Uneasy lies the head which wears a crown.
Henry IV Part Two, Act 3, Scene 1
By Christmas 1401, Henry’s hopes of reviving the glorious kingship of Edward III had been destroyed. Only two years after his triumphant coronation, he was under pressure in almost every area of his responsibility. Bitter feelings against him were spreading as food became increasingly scarce and purveyors continued to requisition food for the royal household.1 Thomas Walsingham recorded a story about a new attempt on the king’s life. A vicious three-toothed iron implement was concealed in his bedstraw, which would have skewered him when he lay down on it.2 Such a story is almost certainly untrue.3 Nevertheless, it illustrates how unpopular Henry had become in certain quarters. Facing a three-pronged barbarous instrument of torture was not an edifying image for a pious warrior-king
Part of the reason for his declining popularity, and a fundamental reason for the lawlessness of the country, was the soaring price of corn. The harvest of 1400 had been bad; now that of 1401 failed too, so that wheat had doubled in price.4 This coincided with a dramatic drop in revenue from wool exports. These had once benefited Richard II to the tune of £47,000 per year but now barely reached £39,000.5 Thus, just as Henry had greater need to call for money from the wool merchants, they had less ability to pay. Similarly, as his purveyors came under heavier pressure to find food for men in royal service, those from whom they were taking the food had less to give. The result was that they themselves ended up contributing to the breakdown of law and order. It was a vicious circle, and one which could not be ended simply by dropping the import duties on corn until midsummer the following year, as the council suggested.
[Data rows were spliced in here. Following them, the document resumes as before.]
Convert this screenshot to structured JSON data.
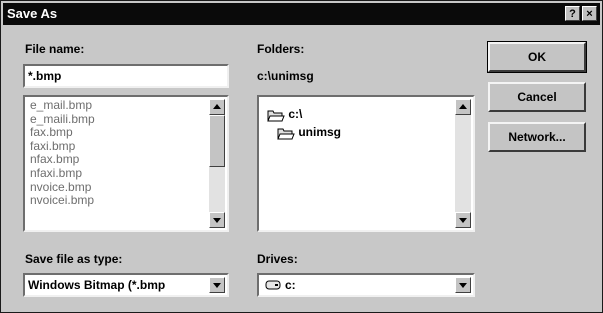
{
  "window": {
    "title": "Save As",
    "help_glyph": "?",
    "close_glyph": "×"
  },
  "filename": {
    "label": "File name:",
    "value": "*.bmp",
    "files": [
      "e_mail.bmp",
      "e_maili.bmp",
      "fax.bmp",
      "faxi.bmp",
      "nfax.bmp",
      "nfaxi.bmp",
      "nvoice.bmp",
      "nvoicei.bmp"
    ]
  },
  "folders": {
    "label": "Folders:",
    "current_path": "c:\\unimsg",
    "tree": [
      "c:\\",
      "unimsg"
    ]
  },
  "save_type": {
    "label": "Save file as type:",
    "value": "Windows Bitmap (*.bmp"
  },
  "drives": {
    "label": "Drives:",
    "value": "c:"
  },
  "buttons": {
    "ok": "OK",
    "cancel": "Cancel",
    "network": "Network..."
  },
  "icons": {
    "help": "help-icon",
    "close": "close-icon",
    "open_folder": "open-folder-icon",
    "drive": "hard-drive-icon",
    "scroll_up": "scroll-up-arrow-icon",
    "scroll_down": "scroll-down-arrow-icon",
    "dropdown": "dropdown-arrow-icon"
  },
  "colors": {
    "titlebar": "#0a0a0a",
    "dialog_face": "#c8c8c8",
    "list_text": "#6e6e6e"
  }
}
Circumstances such as these made it very difficult for Henry to act in what he would have considered a kingly way. He might have considered matters of finance beneath his dignity but he could hardly ignore the weight of loans under which the exchequer was operating. At the same time he could hardly put all royal business on hold until his finances were more securely established. This extended far beyond his need to maintain law and order. The marriage of his daughters to potentially important allies was another very expensive royal responsibility. There was a solution to this problem: the old feudal responsibility for every knight’s fee to pay an aid of twenty shillings on the marriage of the king’s eldest daughter. But levying such an aid for the first time in living memory was not likely to soothe the anger of those who had felt betrayed by the demand for taxation in the last parliament. Lords of manors would simply pass on the expense to the tenants.